Put some trust in other weapons
Brandon Marshall wouldn't agree, but there's certainly truth to the notion that too much of a good thing can be bad with regard to how the receiver is targeted in the passing game by quarterback Jay Cutler.
Their chemistry is immaculate. Marshall serves significantly as Cutler's crutch in a pinch.
But if Marshall matches his reception total of 2012 (118 catches), it's safe to hypothesize that the offense will have suffered as a result. Sounds kooky, yes. But a quick look at the Bears' offense pre- and post-Marshall indicates that leaning on the receiver too much adversely affects the quarterback and the offense in general.
Without Marshall in the lineup in 2011, Chicago's quarterbacks combined to complete 56.6 percent of their passes for a 73.8 quarterback rating, 18 touchdowns and 20 interceptions, which ranked No. 26 in the league. Last season, with Cutler flinging the majority of the passes in Marshall's direction, the club's quarterbacks completed 59.1 of their passes for a rating of 80.4 with 21 touchdowns and 16 interceptions. So while Marshall undoubtedly ranks as one of the league's most dangerous receivers, going to him too often can be detrimental.
Just as the Green Bay Packers did last September at Lambeau Field, teams will devote a good portion of the game plan toward taking Marshall out of the picture. At times, they'll be successful, too. Blanketed with bracket coverage by the Packers in that game, Marshall caught two passes for 24 yards and no touchdowns (he dropped what would have been a TD) as Cutler threw four interceptions and finished with a passer rating of 28.2. Cutler didn't look Marshall's way until the third quarter, and the first connection between the two didn't come until there was 7:20 left to play.

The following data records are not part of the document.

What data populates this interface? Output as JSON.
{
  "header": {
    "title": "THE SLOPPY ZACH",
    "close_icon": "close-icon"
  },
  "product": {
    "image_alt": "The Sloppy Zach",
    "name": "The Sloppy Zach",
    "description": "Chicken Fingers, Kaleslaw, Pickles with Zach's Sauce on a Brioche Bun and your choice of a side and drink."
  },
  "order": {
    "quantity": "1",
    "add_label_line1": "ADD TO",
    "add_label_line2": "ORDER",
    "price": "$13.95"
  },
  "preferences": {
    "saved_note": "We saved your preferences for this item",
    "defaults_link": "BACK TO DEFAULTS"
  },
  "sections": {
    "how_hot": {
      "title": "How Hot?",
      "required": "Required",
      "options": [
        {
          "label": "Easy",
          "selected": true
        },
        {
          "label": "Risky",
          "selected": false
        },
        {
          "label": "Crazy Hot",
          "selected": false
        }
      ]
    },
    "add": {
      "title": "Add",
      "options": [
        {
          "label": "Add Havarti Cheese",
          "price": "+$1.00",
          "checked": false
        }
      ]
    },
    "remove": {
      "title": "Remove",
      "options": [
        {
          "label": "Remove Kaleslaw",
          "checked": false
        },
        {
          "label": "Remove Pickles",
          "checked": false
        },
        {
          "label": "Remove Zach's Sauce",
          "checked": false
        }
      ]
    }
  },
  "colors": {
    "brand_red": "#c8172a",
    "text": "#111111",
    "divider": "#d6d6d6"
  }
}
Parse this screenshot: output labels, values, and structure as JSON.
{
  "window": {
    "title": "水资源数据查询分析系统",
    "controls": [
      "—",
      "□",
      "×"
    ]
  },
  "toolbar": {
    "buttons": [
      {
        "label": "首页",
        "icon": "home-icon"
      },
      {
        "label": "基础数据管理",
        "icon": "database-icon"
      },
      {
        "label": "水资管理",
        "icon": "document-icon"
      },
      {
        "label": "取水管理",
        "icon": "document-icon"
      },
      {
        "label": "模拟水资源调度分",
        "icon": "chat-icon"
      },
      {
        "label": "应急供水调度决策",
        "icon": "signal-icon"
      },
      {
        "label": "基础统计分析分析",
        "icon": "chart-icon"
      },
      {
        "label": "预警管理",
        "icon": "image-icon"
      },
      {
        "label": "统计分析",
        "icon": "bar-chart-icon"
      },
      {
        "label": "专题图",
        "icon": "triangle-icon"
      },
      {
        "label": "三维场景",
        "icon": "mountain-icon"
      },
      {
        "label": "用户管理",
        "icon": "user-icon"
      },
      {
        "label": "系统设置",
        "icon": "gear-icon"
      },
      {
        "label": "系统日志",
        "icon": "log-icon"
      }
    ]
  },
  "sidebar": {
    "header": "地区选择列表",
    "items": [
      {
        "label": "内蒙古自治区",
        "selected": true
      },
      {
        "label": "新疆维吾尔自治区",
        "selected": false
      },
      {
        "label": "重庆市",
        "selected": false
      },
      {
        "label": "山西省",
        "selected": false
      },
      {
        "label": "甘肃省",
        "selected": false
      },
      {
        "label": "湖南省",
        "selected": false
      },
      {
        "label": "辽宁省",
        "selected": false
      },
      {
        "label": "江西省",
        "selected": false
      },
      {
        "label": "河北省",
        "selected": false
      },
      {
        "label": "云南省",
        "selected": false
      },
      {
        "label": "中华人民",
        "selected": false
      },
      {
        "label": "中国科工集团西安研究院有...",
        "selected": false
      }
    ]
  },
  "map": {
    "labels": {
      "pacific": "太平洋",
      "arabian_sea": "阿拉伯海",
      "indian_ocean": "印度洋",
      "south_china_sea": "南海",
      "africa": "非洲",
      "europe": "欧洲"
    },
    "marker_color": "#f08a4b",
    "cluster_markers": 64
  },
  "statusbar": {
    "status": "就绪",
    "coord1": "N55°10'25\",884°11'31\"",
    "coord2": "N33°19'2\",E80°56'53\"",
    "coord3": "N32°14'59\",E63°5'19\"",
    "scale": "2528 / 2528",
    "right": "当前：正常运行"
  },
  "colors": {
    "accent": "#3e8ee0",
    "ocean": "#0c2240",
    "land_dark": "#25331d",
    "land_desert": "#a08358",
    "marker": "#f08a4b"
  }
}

That would have been fine had Cutler been utilizing the rest of his weapons. But in that game, the Bears generated just 168 yards on offense, with 74 passing. So Green Bay put the rest of the league on alert with that performance. Take out Marshall, and you take out the rest of the offense, too.
That's why Cutler needs to lean on other weapons such as Alshon Jeffery, Earl Bennett, running back Matt Forte, and tight end Martellus Bennett. After all, that foursome alone counts $12.591 million against the club's salary cap for 2013. If you're paying that much money, might as well use them.
Michael C. Wright covers the Bears for ESPNChicago.com
Supporting cast must emerge
It's perfectly acceptable for Cutler to target Marshall 10 times per week, granted the four-time Pro Bowl receiver is open.
Marshall has caught at least 100 balls in four of the past six seasons. He is one of the best receivers in the game. Feed him the football.
That was in 2011.
Should the Bears go back to the old way of doing things?
No. Conventional wisdom suggests Marshall once again will put up big numbers with Cutler at quarterback. Maybe he falls short of the 118 receptions for 1,508 yards and 11 touchdowns he had last season, but cracking 100 catches and 1,200 yards is realistic and likely.
What needs to change isn't necessarily the total amount of Marshall targets in a given season, it's finding a way to force Cutler to spread the ball around to his other weapons on the occasions when Marshall can't get open.
For example, the Green Bay Packers found a way to limit Marshall to two catches for 24 yards in Week 2 last September. But nobody was able to pick up the slack and elevate their game to compensate, especially the quarterback, who tossed four interceptions and went off the deep end after one too many hits.
It can't be Marshall or broke.
And when the alternate options are thrown the ball, they have to catch it -- something certain players struggled to do when called upon in 2012.
Marshall can still be the go-to guy. He needs to be the go-to guy. But the time has come for the rest of the offense to pick up the slack when necessary.